Daily Archives: November 23, 2010

Studying Landscape Change Using ArcGIS Online

Because ArcGIS Online includes imagery from several different sources collected at different times, ArcGIS Online can be effectively used to study landscape change. Recently I was teaching at the Esri East Africa office in Nairobi, Kenya, in a neighborhood experiencing rapid transformation from residential to large office blocks. After my class gathered data about street lights and streets using ArcPad running on a Trimble Juno device, we transferred that geodatabase to my computer and started ArcGIS 10. Next, I needed a base map to display behind my field-collected data. In the case of Nairobi, the best street data was from OpenStreetMap, a layer easily obtained from ArcGIS Online. Then I easily added two images from ArcGIS Online—the Esri world imagery layer, and the Bing imagery layer. The imagery layers were both useful because they allowed us to examine two different years, the Esri imagery layer (2004) and the Bing imagery layer (2010).
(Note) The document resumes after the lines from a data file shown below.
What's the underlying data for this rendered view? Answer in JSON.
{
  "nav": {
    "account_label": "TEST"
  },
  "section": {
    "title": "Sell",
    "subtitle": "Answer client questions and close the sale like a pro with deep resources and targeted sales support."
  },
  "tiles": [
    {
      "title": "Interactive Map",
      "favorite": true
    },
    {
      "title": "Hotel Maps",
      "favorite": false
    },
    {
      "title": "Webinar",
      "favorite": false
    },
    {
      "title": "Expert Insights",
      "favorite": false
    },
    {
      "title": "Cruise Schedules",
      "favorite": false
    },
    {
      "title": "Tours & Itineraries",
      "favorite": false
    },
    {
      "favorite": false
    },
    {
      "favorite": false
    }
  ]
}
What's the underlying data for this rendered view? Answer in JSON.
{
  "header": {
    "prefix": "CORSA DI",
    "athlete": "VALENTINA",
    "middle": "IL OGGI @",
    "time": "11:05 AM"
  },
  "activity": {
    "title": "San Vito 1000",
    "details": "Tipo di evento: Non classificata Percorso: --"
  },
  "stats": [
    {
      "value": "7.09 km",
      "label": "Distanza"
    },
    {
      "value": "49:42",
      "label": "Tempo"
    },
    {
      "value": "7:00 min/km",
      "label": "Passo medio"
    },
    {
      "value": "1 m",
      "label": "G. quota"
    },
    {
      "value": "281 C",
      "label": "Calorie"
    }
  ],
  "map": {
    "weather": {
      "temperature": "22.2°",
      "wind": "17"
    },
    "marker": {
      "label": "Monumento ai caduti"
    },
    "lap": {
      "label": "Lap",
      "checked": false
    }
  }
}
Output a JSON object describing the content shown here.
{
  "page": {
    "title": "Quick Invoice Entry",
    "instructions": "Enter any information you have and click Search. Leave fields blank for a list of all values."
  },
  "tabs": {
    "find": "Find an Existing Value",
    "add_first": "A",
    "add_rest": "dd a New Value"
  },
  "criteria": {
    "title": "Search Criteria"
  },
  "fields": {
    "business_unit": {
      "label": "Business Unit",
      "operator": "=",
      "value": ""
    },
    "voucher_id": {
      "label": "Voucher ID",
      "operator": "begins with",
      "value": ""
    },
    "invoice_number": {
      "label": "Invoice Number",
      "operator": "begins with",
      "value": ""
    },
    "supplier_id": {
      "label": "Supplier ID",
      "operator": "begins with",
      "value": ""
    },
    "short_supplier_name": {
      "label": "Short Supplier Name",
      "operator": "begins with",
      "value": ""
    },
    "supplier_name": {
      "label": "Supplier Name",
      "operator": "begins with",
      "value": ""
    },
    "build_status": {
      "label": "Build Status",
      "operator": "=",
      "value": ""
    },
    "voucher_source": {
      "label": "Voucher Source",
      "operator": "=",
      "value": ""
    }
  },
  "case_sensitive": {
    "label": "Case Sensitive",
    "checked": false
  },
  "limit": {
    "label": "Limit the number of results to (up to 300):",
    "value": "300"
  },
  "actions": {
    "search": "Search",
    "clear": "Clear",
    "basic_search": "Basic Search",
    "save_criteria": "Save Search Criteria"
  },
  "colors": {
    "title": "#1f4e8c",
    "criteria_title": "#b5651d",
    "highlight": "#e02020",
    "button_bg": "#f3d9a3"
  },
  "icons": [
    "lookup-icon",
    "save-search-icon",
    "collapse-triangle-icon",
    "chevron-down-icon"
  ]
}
Now I could assess the amount of change in the neighborhood. Using the swipe tool on the Effects toolbar allowed me to easily and dynamically compare the two images. The building housing the Esri East Africa office (just north of the soccer field in middle right) did not exist in the older image, yet the boarding school across the soccer field was visible on both images.

This same technique could be used to examine your own neighborhood or any area on the planet that you are interested in studying that may have experienced human or environmental change—an area recently scorched by wildfire, converted from rangeland to farmland, covered with roads or houses, scarred by a landslide, or impacted in other ways.

Another point worth noting is that since ArcGIS Online imagery covers the world, no matter where your study is located, you will be able to obtain a base map. And, what’s more, the base maps overlay perfectly with your other data. How things have changed from a few years ago when it was difficult to obtain a base image for many areas of the planet—much less, one that overlaid your field-collected data!

What changes can you detect using imagery from ArcGIS Online?